According to Obagi, Abuja alone is benefiting four law clinics, and the project, which is expected to last until 2027, will be expanded to 10 ivory towers in the country.
“In total, we are expanding this to 10 law clinics in project states. They are Kaduna, Nasarawa, Lagos, and Abuja. I think one is in Adamawa State. While Philomath University has about 30 law clinicians, UniAbuja has about 40 students providing pro-bono services. We are not paying them, but they are handling cases and providing community services to people to make sure that more people are not thrown into prisons,” she said.
Receiving the items, the Dean of the Faculty of Law, UniAbuja, Professor Uwakwe Abugu, rated the law students of UniAbuja highly in terms of offering pro-bono services.
“On the aspect of productivity, our students have been found worthy. You are going to find more worthy students because what we give them here is exposure for civil society advocacy.

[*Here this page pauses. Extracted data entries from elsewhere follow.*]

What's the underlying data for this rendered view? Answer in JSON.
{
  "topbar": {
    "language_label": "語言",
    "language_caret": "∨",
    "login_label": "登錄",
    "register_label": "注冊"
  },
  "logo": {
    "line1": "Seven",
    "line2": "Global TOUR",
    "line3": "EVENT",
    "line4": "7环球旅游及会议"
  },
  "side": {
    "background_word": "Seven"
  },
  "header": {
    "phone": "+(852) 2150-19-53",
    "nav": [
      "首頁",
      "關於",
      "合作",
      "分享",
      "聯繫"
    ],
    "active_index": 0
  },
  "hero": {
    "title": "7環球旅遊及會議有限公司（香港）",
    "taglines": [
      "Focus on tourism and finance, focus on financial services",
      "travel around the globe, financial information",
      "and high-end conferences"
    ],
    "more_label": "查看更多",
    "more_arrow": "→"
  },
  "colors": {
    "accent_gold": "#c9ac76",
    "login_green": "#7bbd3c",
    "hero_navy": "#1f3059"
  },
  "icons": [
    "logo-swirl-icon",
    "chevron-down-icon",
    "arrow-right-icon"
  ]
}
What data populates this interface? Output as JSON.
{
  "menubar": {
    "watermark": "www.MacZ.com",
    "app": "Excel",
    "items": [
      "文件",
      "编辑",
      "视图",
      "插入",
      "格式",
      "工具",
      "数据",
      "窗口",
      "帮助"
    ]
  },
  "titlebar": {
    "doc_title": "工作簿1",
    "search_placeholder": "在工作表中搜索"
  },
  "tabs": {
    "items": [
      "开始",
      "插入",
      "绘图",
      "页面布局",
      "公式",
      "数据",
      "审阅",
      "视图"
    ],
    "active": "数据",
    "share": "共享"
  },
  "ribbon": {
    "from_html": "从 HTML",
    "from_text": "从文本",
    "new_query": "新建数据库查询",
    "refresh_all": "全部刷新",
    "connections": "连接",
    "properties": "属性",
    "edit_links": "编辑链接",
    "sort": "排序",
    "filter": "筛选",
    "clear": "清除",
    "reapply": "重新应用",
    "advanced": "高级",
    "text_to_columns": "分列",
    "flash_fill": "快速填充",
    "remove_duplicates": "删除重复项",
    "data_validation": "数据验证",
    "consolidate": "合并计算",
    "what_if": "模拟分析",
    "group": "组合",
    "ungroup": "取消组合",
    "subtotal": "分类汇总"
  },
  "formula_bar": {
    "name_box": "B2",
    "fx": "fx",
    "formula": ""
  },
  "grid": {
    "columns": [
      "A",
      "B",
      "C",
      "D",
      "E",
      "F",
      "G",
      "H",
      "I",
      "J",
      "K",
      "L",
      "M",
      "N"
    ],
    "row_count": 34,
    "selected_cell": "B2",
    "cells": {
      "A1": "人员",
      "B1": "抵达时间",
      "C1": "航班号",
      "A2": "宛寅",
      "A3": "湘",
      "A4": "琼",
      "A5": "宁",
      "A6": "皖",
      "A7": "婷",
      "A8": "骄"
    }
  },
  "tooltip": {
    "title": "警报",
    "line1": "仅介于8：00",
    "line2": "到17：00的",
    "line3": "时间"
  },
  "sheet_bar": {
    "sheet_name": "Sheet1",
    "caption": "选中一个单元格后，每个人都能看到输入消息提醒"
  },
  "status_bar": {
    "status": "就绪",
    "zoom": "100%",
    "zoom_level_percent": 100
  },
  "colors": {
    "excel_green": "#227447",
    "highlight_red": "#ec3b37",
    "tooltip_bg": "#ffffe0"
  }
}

In Nigeria, as a third-world country, we can’t do much in legal practice without a deep knowledge of law and practice of access to justice.
“When we went to the Ilorin Conference, I was telling them that it’s not just enough to be lawyers or professors of law. What has the public benefited from the profession of law? You have been a professor of law of contract or law of tort for 15 years, 20 years; you are retiring, but the poor man in the village has not been able to be advised or helped to achieve one aspect of justice relating to your law of tort or law of contract. We can’t do it without starting from our students in the university. So, what we are doing today is remarkable because certainly, Nigeria needs more access to justice lawyers and civil society lawyers,” he said.